Diese Zurückhaltung ist oft tief verwurzelt. Wenn wir während unserer Entwicklung gelernt haben, dass wir „zu viel“ sind und unsere Gefühle und Bedürfnisse nicht berechtigt oder sogar unerwünscht sind, führt das dazu, dass wir uns mit unseren eigenen Bedürfnissen unwohl fühlen. Die Vorstellung, jemand anderen um Hilfe zu bitten, erscheint uns dann unangemessen oder gar unzulässig.

Wenn wir an Anzeichen Nr. 8 denken, die ausgeprägte Abwehr- und Verteidigungshaltung, wird deutlich, warum die Sorge besteht, dass unser Hilfegesuch mit Ärger oder Frustration beantwortet werden könnte. Niemand möchte als „zu viel“ oder als unfähig angesehen werden, etwas allein zu bewältigen. Deshalb verzichten wir oft darauf, um Hilfe zu bitten, selbst wenn wir sie dringend benötigen.

Zeichen Nr. 5:

Du schämst dich selbst für den kleinsten Fehler.

Wenn als Kind unsere Sorgen, Bedenken und schmerzhaften Gefühle nicht akzeptiert oder vielleicht sogar ignoriert wurden, wachsen wir mit dem Glauben auf, dass wir alles alleine bewältigen müssen. Dies führt bei vielen zur Entwicklung einer „toxischen Unabhängigkeit“, einem falschen Stolz darauf, alles selbst zu machen – ohne jemals die Hilfe anderer zu benötigen.

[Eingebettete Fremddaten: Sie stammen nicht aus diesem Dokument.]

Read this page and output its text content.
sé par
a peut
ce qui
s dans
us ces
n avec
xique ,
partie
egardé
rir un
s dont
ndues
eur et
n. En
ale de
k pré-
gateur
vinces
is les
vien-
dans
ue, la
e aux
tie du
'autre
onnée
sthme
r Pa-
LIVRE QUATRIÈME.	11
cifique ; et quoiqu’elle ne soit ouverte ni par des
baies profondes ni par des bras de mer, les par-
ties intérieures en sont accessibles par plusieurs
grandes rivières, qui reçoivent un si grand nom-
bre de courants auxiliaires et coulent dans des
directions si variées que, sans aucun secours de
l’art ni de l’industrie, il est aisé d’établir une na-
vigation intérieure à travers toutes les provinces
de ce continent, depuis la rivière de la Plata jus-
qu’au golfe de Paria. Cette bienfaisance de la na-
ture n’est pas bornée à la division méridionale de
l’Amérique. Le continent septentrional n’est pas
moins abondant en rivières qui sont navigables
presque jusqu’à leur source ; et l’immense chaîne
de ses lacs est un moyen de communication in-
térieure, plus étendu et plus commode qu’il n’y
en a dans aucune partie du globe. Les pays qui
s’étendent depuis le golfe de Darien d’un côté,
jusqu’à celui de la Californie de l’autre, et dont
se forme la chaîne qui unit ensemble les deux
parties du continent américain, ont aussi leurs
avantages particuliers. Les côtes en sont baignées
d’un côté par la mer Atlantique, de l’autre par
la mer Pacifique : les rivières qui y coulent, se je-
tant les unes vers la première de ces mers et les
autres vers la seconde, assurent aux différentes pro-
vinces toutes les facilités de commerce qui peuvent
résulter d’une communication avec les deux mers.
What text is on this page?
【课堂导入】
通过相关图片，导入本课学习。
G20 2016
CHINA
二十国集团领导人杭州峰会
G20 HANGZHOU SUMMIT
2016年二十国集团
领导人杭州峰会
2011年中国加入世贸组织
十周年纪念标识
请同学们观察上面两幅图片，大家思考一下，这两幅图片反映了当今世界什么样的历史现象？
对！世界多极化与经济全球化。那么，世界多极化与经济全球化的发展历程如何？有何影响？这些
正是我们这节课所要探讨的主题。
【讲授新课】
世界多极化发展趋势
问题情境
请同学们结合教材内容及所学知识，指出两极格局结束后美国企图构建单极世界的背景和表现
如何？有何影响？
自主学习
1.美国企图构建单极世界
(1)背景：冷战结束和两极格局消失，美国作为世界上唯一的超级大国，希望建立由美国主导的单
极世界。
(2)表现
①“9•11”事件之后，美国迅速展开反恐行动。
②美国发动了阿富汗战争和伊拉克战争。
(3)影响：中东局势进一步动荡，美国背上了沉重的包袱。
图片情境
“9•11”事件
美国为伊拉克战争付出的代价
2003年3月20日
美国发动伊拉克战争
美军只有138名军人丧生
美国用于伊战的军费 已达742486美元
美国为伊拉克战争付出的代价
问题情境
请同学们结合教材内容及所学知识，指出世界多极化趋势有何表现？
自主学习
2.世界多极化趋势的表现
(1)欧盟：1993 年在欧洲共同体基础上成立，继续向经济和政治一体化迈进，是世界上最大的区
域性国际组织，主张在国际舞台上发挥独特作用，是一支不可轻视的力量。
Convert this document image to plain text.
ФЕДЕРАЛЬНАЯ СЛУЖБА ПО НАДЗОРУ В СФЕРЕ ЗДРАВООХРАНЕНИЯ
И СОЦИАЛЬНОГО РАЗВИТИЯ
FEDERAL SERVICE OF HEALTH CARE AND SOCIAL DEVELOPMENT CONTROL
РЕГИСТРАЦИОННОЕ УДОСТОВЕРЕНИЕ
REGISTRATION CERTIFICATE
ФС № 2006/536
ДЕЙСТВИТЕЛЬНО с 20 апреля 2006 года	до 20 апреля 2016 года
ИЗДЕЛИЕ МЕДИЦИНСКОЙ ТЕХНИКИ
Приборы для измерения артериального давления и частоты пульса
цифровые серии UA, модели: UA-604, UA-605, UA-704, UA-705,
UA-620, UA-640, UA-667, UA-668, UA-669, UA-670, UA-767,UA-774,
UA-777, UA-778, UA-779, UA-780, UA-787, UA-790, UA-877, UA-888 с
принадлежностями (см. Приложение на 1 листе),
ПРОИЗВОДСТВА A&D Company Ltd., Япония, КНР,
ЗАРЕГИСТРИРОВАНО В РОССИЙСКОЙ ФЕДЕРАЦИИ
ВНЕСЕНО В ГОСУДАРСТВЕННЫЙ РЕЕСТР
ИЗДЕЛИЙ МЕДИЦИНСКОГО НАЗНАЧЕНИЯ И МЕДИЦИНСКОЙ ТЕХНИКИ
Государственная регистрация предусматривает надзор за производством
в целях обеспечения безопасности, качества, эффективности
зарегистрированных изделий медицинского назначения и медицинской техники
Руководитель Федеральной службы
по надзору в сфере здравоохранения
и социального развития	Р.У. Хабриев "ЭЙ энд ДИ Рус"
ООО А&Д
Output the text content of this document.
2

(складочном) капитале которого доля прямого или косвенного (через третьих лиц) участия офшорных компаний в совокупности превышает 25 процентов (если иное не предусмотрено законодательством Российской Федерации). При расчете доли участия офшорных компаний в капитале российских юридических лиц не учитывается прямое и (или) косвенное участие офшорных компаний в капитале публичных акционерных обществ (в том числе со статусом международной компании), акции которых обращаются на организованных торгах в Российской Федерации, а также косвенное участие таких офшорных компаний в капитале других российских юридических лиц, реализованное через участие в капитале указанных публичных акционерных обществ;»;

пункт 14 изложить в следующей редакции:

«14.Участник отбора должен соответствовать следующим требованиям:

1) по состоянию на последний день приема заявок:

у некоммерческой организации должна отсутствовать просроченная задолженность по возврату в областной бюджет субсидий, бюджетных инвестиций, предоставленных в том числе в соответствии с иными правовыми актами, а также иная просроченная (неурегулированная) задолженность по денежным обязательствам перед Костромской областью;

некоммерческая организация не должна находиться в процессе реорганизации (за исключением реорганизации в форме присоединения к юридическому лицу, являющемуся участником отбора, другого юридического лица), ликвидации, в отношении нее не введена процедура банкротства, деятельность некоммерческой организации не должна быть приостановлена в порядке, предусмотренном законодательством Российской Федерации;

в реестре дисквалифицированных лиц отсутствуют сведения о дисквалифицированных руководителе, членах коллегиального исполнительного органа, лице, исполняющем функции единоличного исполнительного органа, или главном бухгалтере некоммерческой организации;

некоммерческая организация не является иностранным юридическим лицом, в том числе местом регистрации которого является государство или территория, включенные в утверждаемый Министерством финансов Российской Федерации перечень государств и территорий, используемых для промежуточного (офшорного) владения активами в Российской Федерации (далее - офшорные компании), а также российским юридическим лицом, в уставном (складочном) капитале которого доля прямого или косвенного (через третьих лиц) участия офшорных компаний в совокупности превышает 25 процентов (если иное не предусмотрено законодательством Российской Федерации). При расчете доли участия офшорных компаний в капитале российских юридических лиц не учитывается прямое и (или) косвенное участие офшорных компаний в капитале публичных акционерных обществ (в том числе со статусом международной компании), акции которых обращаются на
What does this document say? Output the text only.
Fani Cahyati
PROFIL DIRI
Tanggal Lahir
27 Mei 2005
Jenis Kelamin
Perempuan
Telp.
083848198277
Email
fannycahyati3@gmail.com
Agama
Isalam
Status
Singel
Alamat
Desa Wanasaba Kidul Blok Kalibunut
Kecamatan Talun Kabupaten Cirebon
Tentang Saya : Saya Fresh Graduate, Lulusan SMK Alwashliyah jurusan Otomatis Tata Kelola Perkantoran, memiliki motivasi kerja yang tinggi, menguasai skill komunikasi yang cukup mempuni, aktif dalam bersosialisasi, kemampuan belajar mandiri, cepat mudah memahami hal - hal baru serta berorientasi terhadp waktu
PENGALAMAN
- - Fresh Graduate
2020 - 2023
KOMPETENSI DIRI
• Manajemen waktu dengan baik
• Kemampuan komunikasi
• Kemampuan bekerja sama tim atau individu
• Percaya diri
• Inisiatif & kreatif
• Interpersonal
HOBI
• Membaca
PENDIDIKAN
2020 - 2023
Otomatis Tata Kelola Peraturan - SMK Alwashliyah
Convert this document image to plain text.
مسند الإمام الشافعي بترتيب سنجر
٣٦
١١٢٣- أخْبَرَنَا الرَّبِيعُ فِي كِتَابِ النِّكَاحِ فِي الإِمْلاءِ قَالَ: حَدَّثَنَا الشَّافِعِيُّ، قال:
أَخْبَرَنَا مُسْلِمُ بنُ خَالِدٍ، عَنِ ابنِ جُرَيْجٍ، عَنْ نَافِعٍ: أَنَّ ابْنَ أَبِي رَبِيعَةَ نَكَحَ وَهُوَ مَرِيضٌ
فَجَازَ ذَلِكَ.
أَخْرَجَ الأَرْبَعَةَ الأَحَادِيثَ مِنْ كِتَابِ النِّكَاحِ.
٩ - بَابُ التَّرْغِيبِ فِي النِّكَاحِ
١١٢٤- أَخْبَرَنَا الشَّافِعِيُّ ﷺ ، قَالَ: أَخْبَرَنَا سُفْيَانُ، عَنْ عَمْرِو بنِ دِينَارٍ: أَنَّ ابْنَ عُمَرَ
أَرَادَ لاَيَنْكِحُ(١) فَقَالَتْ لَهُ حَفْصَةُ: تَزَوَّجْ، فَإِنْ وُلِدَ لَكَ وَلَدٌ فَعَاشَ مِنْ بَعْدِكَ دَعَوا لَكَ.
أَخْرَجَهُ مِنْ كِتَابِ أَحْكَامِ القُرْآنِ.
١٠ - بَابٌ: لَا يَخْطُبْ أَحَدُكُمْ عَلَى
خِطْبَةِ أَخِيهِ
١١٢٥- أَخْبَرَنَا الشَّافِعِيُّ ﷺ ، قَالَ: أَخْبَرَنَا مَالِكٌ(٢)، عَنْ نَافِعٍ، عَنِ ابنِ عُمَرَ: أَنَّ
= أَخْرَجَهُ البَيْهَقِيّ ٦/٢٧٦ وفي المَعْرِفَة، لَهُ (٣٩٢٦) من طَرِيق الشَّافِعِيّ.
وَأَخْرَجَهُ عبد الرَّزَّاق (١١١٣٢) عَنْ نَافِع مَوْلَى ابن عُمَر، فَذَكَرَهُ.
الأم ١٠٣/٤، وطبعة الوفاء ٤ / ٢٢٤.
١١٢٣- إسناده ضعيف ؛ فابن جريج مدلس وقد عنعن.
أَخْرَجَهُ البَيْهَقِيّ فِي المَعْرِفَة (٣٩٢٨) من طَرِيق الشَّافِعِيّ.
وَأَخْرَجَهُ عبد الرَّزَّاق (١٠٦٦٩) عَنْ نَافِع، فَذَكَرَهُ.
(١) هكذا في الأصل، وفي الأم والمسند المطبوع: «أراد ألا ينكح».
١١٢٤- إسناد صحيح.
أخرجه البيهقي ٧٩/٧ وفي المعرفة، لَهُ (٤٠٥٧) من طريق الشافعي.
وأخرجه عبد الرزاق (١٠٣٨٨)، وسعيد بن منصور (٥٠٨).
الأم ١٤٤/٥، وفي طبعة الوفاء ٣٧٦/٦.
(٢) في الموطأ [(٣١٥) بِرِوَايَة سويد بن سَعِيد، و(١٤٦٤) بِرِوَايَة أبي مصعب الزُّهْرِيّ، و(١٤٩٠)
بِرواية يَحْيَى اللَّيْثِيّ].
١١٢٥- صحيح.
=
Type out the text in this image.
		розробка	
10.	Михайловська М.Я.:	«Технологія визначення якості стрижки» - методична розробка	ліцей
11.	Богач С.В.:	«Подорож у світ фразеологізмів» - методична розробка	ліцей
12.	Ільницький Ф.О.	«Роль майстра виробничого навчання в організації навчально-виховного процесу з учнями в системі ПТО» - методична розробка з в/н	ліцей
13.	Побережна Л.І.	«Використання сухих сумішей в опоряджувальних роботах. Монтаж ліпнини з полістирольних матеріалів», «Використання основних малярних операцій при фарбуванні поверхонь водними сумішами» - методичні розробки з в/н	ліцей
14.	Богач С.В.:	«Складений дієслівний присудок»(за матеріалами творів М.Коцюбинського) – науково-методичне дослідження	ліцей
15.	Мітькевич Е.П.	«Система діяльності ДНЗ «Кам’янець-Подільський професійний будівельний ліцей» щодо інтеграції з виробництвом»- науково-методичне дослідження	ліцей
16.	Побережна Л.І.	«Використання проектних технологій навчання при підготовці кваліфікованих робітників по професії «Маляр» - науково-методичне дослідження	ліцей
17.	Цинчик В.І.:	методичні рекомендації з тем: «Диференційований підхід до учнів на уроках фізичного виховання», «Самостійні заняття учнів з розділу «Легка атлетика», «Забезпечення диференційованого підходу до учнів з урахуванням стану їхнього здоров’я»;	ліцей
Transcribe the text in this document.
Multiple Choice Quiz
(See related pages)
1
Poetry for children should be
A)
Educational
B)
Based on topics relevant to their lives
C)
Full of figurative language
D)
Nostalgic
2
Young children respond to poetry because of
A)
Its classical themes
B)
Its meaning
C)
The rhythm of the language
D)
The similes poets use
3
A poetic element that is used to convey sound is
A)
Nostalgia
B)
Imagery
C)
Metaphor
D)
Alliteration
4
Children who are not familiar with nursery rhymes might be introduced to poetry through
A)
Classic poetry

Diese Einstellung ist jedoch oft nur eine Reaktion auf die Unfähigkeit unserer Eltern, uns die notwendige Unterstützung zu bieten. Glauben wir, dass wir jede Aufgabe selbst meistern müssen, führt jeder Fehler, den wir machen, zu großer Scham.

Ein anonymes Zitat eines Betroffenen bringt es auf den Punkt:

Ich tue alles, um selbst kleinste Fehler zu vertuschen, denn wenn die Leute wütend auf dich sind, bedeutet das, dass sie dich nicht lieben, also dürfen sie es niemals herausfinden.

Diese fehlende externe Unterstützung setzt uns unter den unnötigen Druck, „perfekt“ sein zu müssen. Dabei sind Fehler ein natürlicher Teil des Lebens; jeder macht sie. Durch sie lernen und wachsen wir.

Zeichen Nr. 4:

Du willst dich zurückziehen und alleine sein.

Für Menschen, die emotional vernachlässigt wurden, kann die Nähe zu anderen oft eine Erinnerung daran sein, „zu viel“ zu sein. Dies kann den Drang verstärken, andere glücklich zu machen und sie an erste Stelle zu setzen. Die Befürchtung, dass jemand nach ihrem Befinden fragt, kann alles in allem einfach zu überwältigend sein.

Daher erscheint es einfacher und stressfreier, alleine zu sein, nicht wahr?

Ein anonymes Zitat eines Betroffenen:

Ich bin 35 Jahre alt. Ich schreibe diese Zeilen unter der Bettdecke in meinem Bett, weil das mein sicheres Versteck ist. Hier kann niemand auf mich wütend sein, hier kann ich ich selbst sein, ohne mit anderen was zu tun haben zu müssen.

Oft fühlt es sich sicherer an, alleine zu sein, als in Gesellschaft anderer. Wenn wir alleine sind, können wir niemanden enttäuschen oder als „zu viel“ empfunden werden. Das Problem dabei ist jedoch, dass wir Menschen soziale Wesen sind und gelegentlich die Gesellschaft anderer benötigen.

Unser Nervensystem ist so programmiert, und auch wenn wir uns selbst davon überzeugen möchten, dass es besser ist, alleine zu sein, wird das Gefühl der Einsamkeit schließlich doch eintreten. Es ist, als würden wir versuchen, einen Stressfaktor zu eliminieren, von dem wir denken, er sei besonders belastend, doch schaffen wir damit ein ganz anderes Problem.

Zeichen Nr. 3:

Du lügst zwanghaft.

Zwanghaftes Lügen bedeutet, dass wir aus Gewohnheit Unwahrheiten aussprechen, weil es sicherer erscheint, und manchmal tun wir das ohne jeden erkennbaren Grund.

Wenn diese Gewohnheit durch emotionale Vernachlässigung in der Kindheit hervorgerufen wurde, liegt es oft daran, dass das Aussprechen der Wahrheit als nicht akzeptabel oder sicher empfunden wurde. Wenn du den Mut gefasst hattest, deine wahren Gefühle auszudrücken, könnten diese ignoriert oder abgetan worden sein. Wenn du nach dem gefragt hattest, was du wirklich gebraucht hast, könntest du getadelt oder ausgelacht worden sein. Also hast du gelernt zu lügen, um dich zu schützen.

Ein anonymer Erfahrungsbericht:

Es war nicht sicher, den Erwachsenen in meinem Leben meine Gefühle anzuvertrauen, also lügte ich, um ein Gefühl von Sicherheit zu bekommen. Es hilft mir, das Gefühl zu haben, dass meine persönliche innere Wahrheit geschützt ist, denn niemand kann sie entkräften kann, wenn er sie nicht einmal kennt.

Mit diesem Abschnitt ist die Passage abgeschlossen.